Naudisléia, cobradora de cabine de pedágio. Vandercleyson, porteiro de prédio. Namorados, falam pelo celular na noite de 24 de dezembro.

- Né mole não, amor. Todo mundo enchendo a cara, se entupindo de uva passa e eu aqui, plantado nessa cadeira com meu radinho. Luzinha de Natal pra mim é esse painel piscando com os número dos apartamento, compreende? E ainda tem que prestar atenção em tudo pra nada estragar a festa dos bacana.

- E eu não sei, Vandercleyson? Cê ainda tem o rádio pra escutar, aqui nem isso eles deixa. Nós rala e o povo se mandando pra praia, com os porta-mala cheio de malancia e peru.

- Daqui a pouco, que nem igualzinho todo ano, um ou outro desce com um panetone na mão, aquele seco e sem gosto que ninguém quis, que sobrou da cesta da firma, pra me entregar com um vinho bem sem-vergonha. A Dona Letícia do 67 até uns ano pra trás mandava um pratinho com umas fatia de tender, coberto com papel toalha. Das vez vinha também pudim de noz, empada de massa podre.

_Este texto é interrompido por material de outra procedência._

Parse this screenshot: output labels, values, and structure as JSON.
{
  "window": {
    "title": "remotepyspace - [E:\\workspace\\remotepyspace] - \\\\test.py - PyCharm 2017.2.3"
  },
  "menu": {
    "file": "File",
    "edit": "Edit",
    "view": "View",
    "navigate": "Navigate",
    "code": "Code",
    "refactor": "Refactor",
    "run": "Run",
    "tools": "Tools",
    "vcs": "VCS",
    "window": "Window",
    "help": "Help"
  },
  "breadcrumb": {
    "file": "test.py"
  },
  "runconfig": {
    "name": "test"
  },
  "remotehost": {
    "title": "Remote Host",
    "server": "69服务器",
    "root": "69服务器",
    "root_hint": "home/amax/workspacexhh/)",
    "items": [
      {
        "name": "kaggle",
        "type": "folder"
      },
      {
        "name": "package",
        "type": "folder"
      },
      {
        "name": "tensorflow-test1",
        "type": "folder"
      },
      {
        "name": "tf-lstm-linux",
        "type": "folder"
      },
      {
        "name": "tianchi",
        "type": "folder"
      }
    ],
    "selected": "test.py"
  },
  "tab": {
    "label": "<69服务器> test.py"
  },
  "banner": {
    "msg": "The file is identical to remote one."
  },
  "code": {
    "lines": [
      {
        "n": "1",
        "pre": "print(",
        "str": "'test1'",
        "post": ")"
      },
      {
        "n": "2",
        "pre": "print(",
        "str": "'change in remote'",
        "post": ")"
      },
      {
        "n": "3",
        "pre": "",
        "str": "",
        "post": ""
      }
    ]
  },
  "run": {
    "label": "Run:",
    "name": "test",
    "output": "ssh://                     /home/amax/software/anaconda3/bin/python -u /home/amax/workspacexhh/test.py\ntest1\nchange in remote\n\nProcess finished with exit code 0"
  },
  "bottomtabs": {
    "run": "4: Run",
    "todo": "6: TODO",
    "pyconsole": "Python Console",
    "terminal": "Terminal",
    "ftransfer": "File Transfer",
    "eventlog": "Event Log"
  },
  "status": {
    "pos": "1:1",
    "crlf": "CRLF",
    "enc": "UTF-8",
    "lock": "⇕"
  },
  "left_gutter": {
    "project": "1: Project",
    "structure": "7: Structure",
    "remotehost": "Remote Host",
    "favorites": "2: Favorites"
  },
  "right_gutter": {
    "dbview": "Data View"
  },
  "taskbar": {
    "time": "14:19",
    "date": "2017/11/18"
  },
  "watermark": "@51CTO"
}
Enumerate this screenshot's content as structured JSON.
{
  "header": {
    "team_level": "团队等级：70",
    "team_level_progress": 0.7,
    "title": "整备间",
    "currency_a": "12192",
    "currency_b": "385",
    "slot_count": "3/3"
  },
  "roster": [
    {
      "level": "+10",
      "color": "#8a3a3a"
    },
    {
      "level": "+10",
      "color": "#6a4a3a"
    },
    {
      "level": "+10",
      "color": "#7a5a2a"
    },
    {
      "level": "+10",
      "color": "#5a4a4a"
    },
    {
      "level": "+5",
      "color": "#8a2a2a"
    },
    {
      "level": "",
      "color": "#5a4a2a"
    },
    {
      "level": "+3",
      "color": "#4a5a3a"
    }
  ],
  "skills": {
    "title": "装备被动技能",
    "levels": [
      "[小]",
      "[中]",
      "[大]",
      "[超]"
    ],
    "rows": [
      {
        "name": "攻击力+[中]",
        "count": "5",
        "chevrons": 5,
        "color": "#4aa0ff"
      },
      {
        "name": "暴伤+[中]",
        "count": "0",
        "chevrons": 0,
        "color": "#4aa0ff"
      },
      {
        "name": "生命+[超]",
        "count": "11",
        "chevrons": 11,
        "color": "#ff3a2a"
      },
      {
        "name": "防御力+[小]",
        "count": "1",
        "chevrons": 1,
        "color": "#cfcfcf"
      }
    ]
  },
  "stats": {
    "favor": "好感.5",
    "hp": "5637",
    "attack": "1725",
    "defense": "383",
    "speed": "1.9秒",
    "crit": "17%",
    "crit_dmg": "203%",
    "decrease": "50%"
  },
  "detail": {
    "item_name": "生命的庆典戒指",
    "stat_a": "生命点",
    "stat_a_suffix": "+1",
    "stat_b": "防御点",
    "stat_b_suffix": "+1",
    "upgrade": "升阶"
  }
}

Mas agora faleceu-se, a coitada. Nesses dia aqui no prédio fica tudo eles bonzinho, rindo e desejando boas festa. Daqui um tempo começa a chegar os carnê do IPTU e vira tudo bicho de novo. Ninguém olha mais na cara, até vim o Natal outra vez.

- Ah meu nego, liga não. Mudando de assunto, eu acho memo é que a gente anda muito precisado de um diazinho de xamego e vadiação. Só nós dois, pensou? Aí depois eu ainda fazia um macarrão caprichento... Seu recibo, moço. Boa viagem.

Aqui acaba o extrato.